I don’t tend to like movies that use grey as their primary color, and Atomic Blonde uses an awful lot of grey, but it works here because they use it exclusively to allow pops of other color.  Berlin is dreary and sedate in this film but none of the characters are.  Everyone has something about them that jumps off the screen be it hair, clothes, some kind of prop.  Lorraine gets all three.  The locations sometimes defy belief (there were neon pink lights in flop house hotels in 1989 Berlin?) but I like beyond belief if it lends itself to a better looking film.  Atomic Blonde is slick without being shiny and that’s worth a lot for a movie that’s supposed to be set in such a pivotal moment.  I would roll my eyes at any movie that wanted to end with the backdrop of fireworks, but if the Berlin Wall is falling and the fireworks look like the kind of thing you see from people in cities where fireworks are illegal it kind of makes it okay.
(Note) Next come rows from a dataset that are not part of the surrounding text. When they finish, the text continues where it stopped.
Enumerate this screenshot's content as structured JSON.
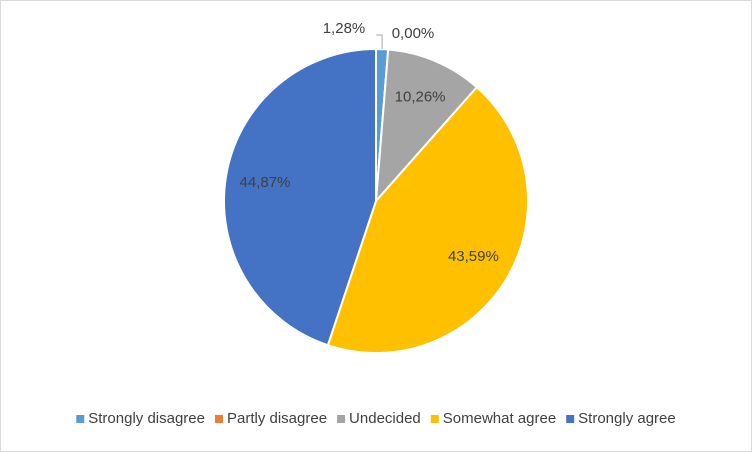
{
  "chart_data": {
    "type": "pie",
    "categories": [
      "Strongly disagree",
      "Partly disagree",
      "Undecided",
      "Somewhat agree",
      "Strongly agree"
    ],
    "values": [
      1.28,
      0,
      10.26,
      43.59,
      44.87
    ],
    "value_labels": [
      "1,28%",
      "0,00%",
      "10,26%",
      "43,59%",
      "44,87%"
    ],
    "colors": [
      "#5b9bd5",
      "#ed7d31",
      "#a5a5a5",
      "#ffc000",
      "#4472c4"
    ],
    "legend": "bottom"
  }
}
I would absolutely watch Atomic Blonde if I saw it on HBO, I might even buy the graphic novel to see if it makes the plot any easier to understand.  I appreciate that I seem like a hypocrite for praising this movie after slagging a movie with similar attributes a week ago, but I don’t care.  Cool counts.  Atomic Blonde is cool and catchy and sticks with you.  It pushes itself above mediocrity through grit, charisma, and gumption.